On another note, unlike the .44 Special/.44 Magnum and .38 Special/.357 Magnum combination, the .22 Magnum isn’t simply a longer .22 Long Rifle. Dimensions and design are different enough that the two cartridges demand a different cylinder. A warning… while .22 Long Rifle will usually fit — not properly, but fit — in the .22 Magnum cylinder and fire, the case will rupture and become stuck in the chamber.
It requires a gunsmith effort to remove, so don’t try it. Add quality, adjustable sights to the Super Wrangler, and it may be properly sighted in for a wide variety of loads. This is a considerable advantage over the original fixed-sight Wrangler.

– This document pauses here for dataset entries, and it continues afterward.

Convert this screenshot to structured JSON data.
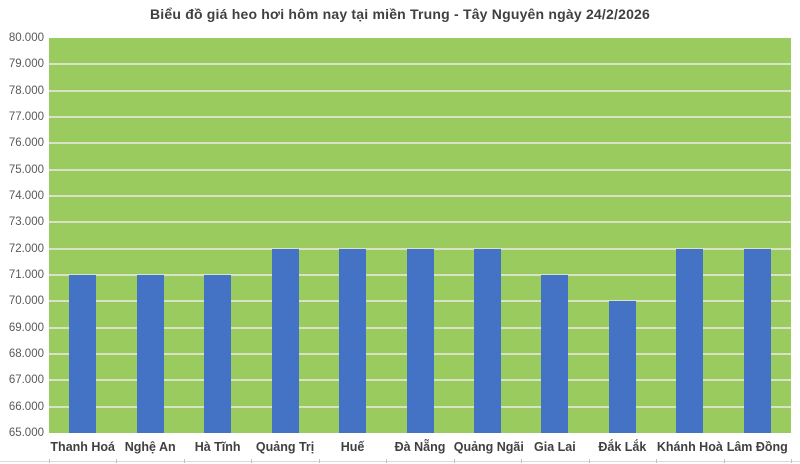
{
  "chart_data": {
    "type": "bar",
    "title": "Biểu đồ giá heo hơi hôm nay tại miền Trung - Tây Nguyên ngày 24/2/2026",
    "categories": [
      "Thanh Hoá",
      "Nghệ An",
      "Hà Tĩnh",
      "Quảng Trị",
      "Huế",
      "Đà Nẵng",
      "Quảng Ngãi",
      "Gia Lai",
      "Đắk Lắk",
      "Khánh Hoà",
      "Lâm Đồng"
    ],
    "values": [
      71000,
      71000,
      71000,
      72000,
      72000,
      72000,
      72000,
      71000,
      70000,
      72000,
      72000
    ],
    "xlabel": "",
    "ylabel": "",
    "ylim": [
      65000,
      80000
    ],
    "ytick_step": 1000,
    "ytick_labels": [
      "80.000",
      "79.000",
      "78.000",
      "77.000",
      "76.000",
      "75.000",
      "74.000",
      "73.000",
      "72.000",
      "71.000",
      "70.000",
      "69.000",
      "68.000",
      "67.000",
      "66.000",
      "65.000"
    ],
    "grid": true,
    "legend": false,
    "colors": {
      "bar": "#4472C4",
      "plot_background": "#9ACB5E",
      "gridline": "#D8E3C6",
      "title_text": "#404040",
      "ytick_text": "#595959",
      "xtick_text": "#404040",
      "bottom_line": "#D9D9D9"
    }
  }
}
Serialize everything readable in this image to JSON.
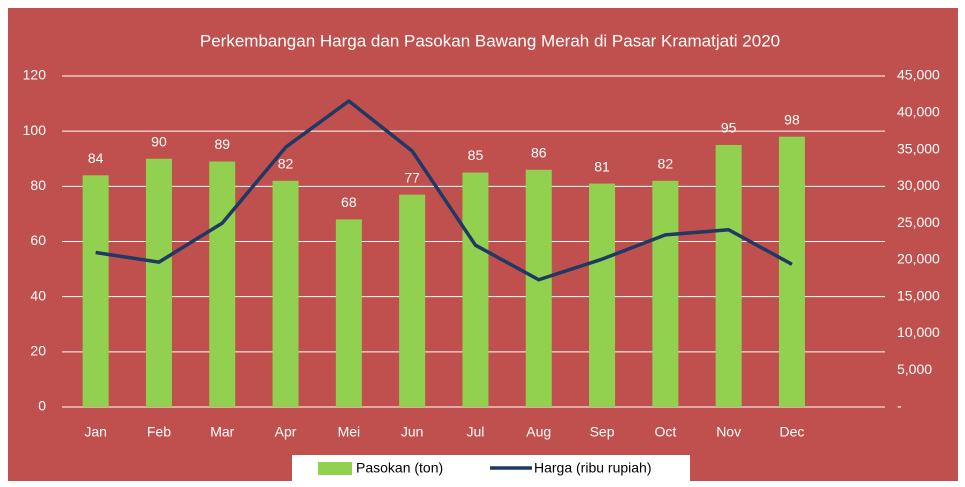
{
  "chart_data": {
    "type": "bar-line",
    "title": "Perkembangan Harga dan Pasokan Bawang Merah di Pasar Kramatjati 2020",
    "categories": [
      "Jan",
      "Feb",
      "Mar",
      "Apr",
      "Mei",
      "Jun",
      "Jul",
      "Aug",
      "Sep",
      "Oct",
      "Nov",
      "Dec"
    ],
    "series": [
      {
        "name": "Pasokan (ton)",
        "color": "#92d050",
        "type": "bar",
        "values": [
          84,
          90,
          89,
          82,
          68,
          77,
          85,
          86,
          81,
          82,
          95,
          98
        ]
      },
      {
        "name": "Harga (ribu rupiah)",
        "color": "#1f3864",
        "type": "line",
        "axis": "y2",
        "values": [
          21000,
          19700,
          25000,
          35300,
          41600,
          34800,
          22000,
          17300,
          20100,
          23400,
          24100,
          19400
        ]
      }
    ],
    "ylim": [
      0,
      120
    ],
    "yticks": [
      0,
      20,
      40,
      60,
      80,
      100,
      120
    ],
    "y2lim": [
      0,
      45000
    ],
    "y2ticks": [
      {
        "value": 0,
        "label": "-"
      },
      {
        "value": 5000,
        "label": "5,000"
      },
      {
        "value": 10000,
        "label": "10,000"
      },
      {
        "value": 15000,
        "label": "15,000"
      },
      {
        "value": 20000,
        "label": "20,000"
      },
      {
        "value": 25000,
        "label": "25,000"
      },
      {
        "value": 30000,
        "label": "30,000"
      },
      {
        "value": 35000,
        "label": "35,000"
      },
      {
        "value": 40000,
        "label": "40,000"
      },
      {
        "value": 45000,
        "label": "45,000"
      }
    ],
    "grid": true,
    "legend": "bottom",
    "background": "#c0504d"
  }
}
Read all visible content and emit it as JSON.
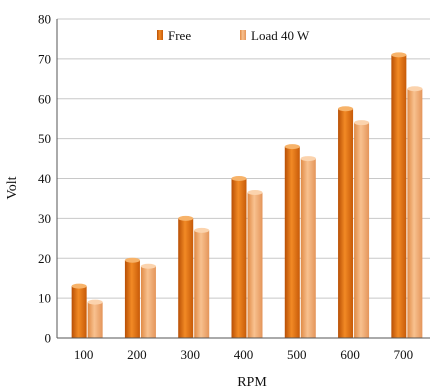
{
  "chart_data": {
    "type": "bar",
    "title": "",
    "xlabel": "RPM",
    "ylabel": "Volt",
    "categories": [
      "100",
      "200",
      "300",
      "400",
      "500",
      "600",
      "700"
    ],
    "series": [
      {
        "name": "Free",
        "values": [
          13,
          19.5,
          30,
          40,
          48,
          57.5,
          71
        ],
        "color": "#e8720c"
      },
      {
        "name": "Load 40 W",
        "values": [
          9,
          18,
          27,
          36.5,
          45,
          54,
          62.5
        ],
        "color": "#f2a869"
      }
    ],
    "ylim": [
      0,
      80
    ],
    "yticks": [
      0,
      10,
      20,
      30,
      40,
      50,
      60,
      70,
      80
    ],
    "grid": true,
    "legend": "top-center"
  }
}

Construction and Durability
As for the Super Wrangler’s construction, it isn’t quite a Single Six. However, it is stronger with more steel than the Wrangler. The grip frame is constructed from a nonferrous material, the ejector rod housing is aluminum, but then, so is the Single Six. The grips are inexpensive checkered plastic grips.
The trigger and hammer are MIM types. The Super Wrangler features transfer bar ignition. When the hammer is at rest, a bar between the hammer and firing pin prevents the hammer from moving forward to strike the firing pin.

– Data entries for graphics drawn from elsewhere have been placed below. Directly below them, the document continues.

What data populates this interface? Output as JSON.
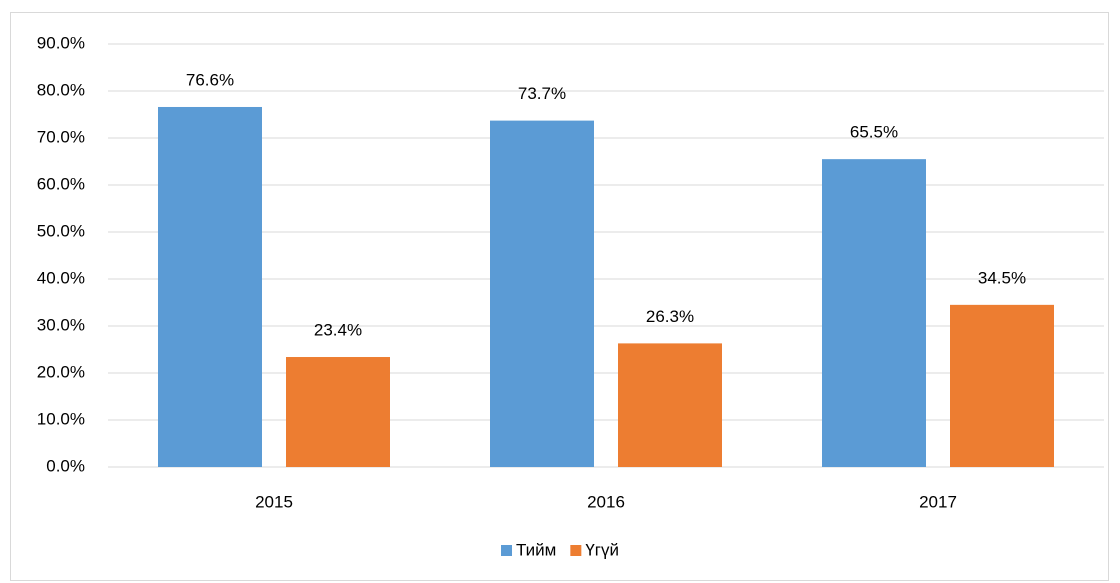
{
  "chart_data": {
    "type": "bar",
    "categories": [
      "2015",
      "2016",
      "2017"
    ],
    "series": [
      {
        "name": "Тийм",
        "color": "#5b9bd5",
        "values": [
          76.6,
          73.7,
          65.5
        ],
        "value_labels": [
          "76.6%",
          "73.7%",
          "65.5%"
        ]
      },
      {
        "name": "Үгүй",
        "color": "#ed7d31",
        "values": [
          23.4,
          26.3,
          34.5
        ],
        "value_labels": [
          "23.4%",
          "26.3%",
          "34.5%"
        ]
      }
    ],
    "ylim": [
      0,
      90
    ],
    "yticks": [
      {
        "value": 0,
        "label": "0.0%"
      },
      {
        "value": 10,
        "label": "10.0%"
      },
      {
        "value": 20,
        "label": "20.0%"
      },
      {
        "value": 30,
        "label": "30.0%"
      },
      {
        "value": 40,
        "label": "40.0%"
      },
      {
        "value": 50,
        "label": "50.0%"
      },
      {
        "value": 60,
        "label": "60.0%"
      },
      {
        "value": 70,
        "label": "70.0%"
      },
      {
        "value": 80,
        "label": "80.0%"
      },
      {
        "value": 90,
        "label": "90.0%"
      }
    ],
    "grid": true,
    "legend": "bottom"
  }
}
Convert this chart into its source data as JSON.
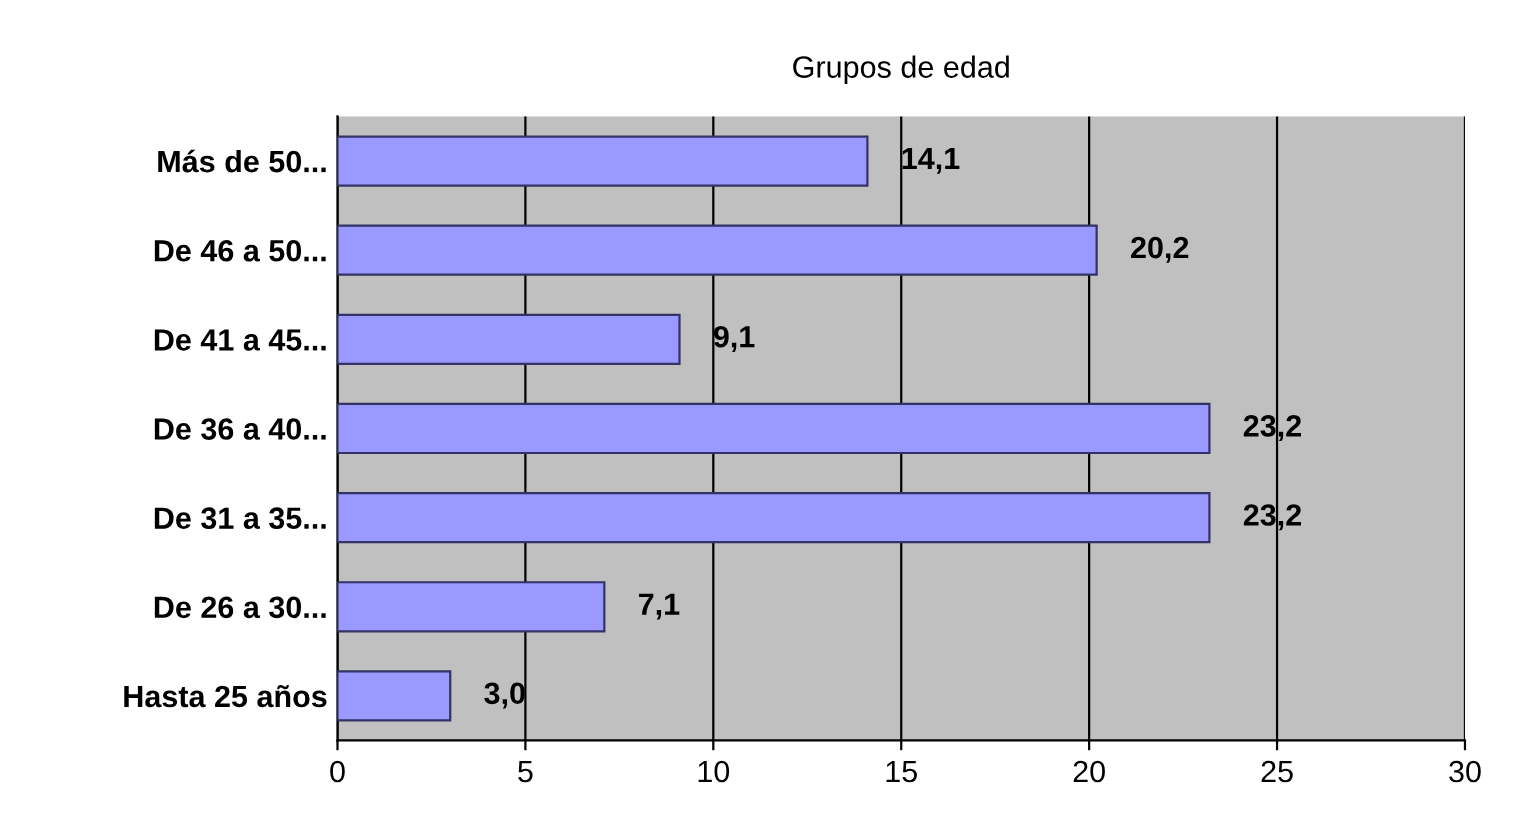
{
  "chart_data": {
    "type": "bar",
    "orientation": "horizontal",
    "title": "Grupos de edad",
    "categories": [
      "Más de 50...",
      "De 46 a 50...",
      "De 41 a 45...",
      "De 36 a 40...",
      "De 31 a 35...",
      "De 26 a 30...",
      "Hasta 25 años"
    ],
    "values": [
      14.1,
      20.2,
      9.1,
      23.2,
      23.2,
      7.1,
      3.0
    ],
    "value_labels": [
      "14,1",
      "20,2",
      "9,1",
      "23,2",
      "23,2",
      "7,1",
      "3,0"
    ],
    "color": "#9999ff",
    "xlim": [
      0,
      30
    ],
    "xticks": [
      0,
      5,
      10,
      15,
      20,
      25,
      30
    ],
    "grid": "x",
    "legend": false
  }
}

The hammer is cocked for every shot. As the hammer is cocked the transfer bar moves into place and as the hammer falls. The transfer bar is smacked by the hammer and fires the cartridge under the hammer. This is a safe and reliable system.
The Wrangler and Super Wrangler (as well as all modern Ruger revolvers) may be safely carried fully loaded. To load the revolver, open the loading gate and rotate the cylinder as you load one round at a time. To eject spent cartridges, the chamber is aligned with the ejector rod, and the rod is pressed to eject the cartridge.
Grips: Checkered synthetic
Front sight: Ramp
Rear sight: Adjustable
Barrel length: 5.50 inches
Overall length: 11 inches
Weight: 37.7 ounces
Capacity: 6 rounds
Cylinder frame finish: Black Cerakote
Cylinder frame material: Alloy steel
Twist: 1:14 inches RH
I have a particular procedure that I follow when testing a handgun. I begin at 7 yards and check sight regulation. I don’t exactly live in the boonies, but I do occasionally encounter reptiles and rodents. I have dispatched a few of these and like to keep a .22 revolver on hand for such use.
A short-range zero is desirable. I can account for a revolver that fires high or low, I simply must confirm its regulation. I also tested the Super Wrangler with CCI .22 Magnum shot shells. While not particularly impressive, they offer a sure means of dispatching reptiles past arms reach and offer a degree of safety.
The trigger action was smooth and crisp. The action is at least as smooth as a Ruger Single Six that I had on hand for comparison. Trigger compression was a smooth 3.5 pounds. The Super Wrangler has all the makings of an accurate combination.
I rounded up a good mix of .22 Long Rifle and .22 Magnum ammunition and gave the Super Wrangler a good workout. Most of the accuracy testing was conducted at 50 feet, just a bit past 15 yards, but more reasonable for most handguns than 25 yard testing.
5-Shot Group (inches)
.22 Long Rifle
|CCI Mini Mag
|CCI Mini Mag
|Winchester 40-grain FMJ
|Hornady 45-grain Critical Defense
Sight regulation happily worked well enough when changing cylinders and using 40-grain loads in either caliber. I like the Super Wrangler a lot. For fun shooting, it is difficult to top a single-action .22 caliber revolver. I think this handgun has a bright future.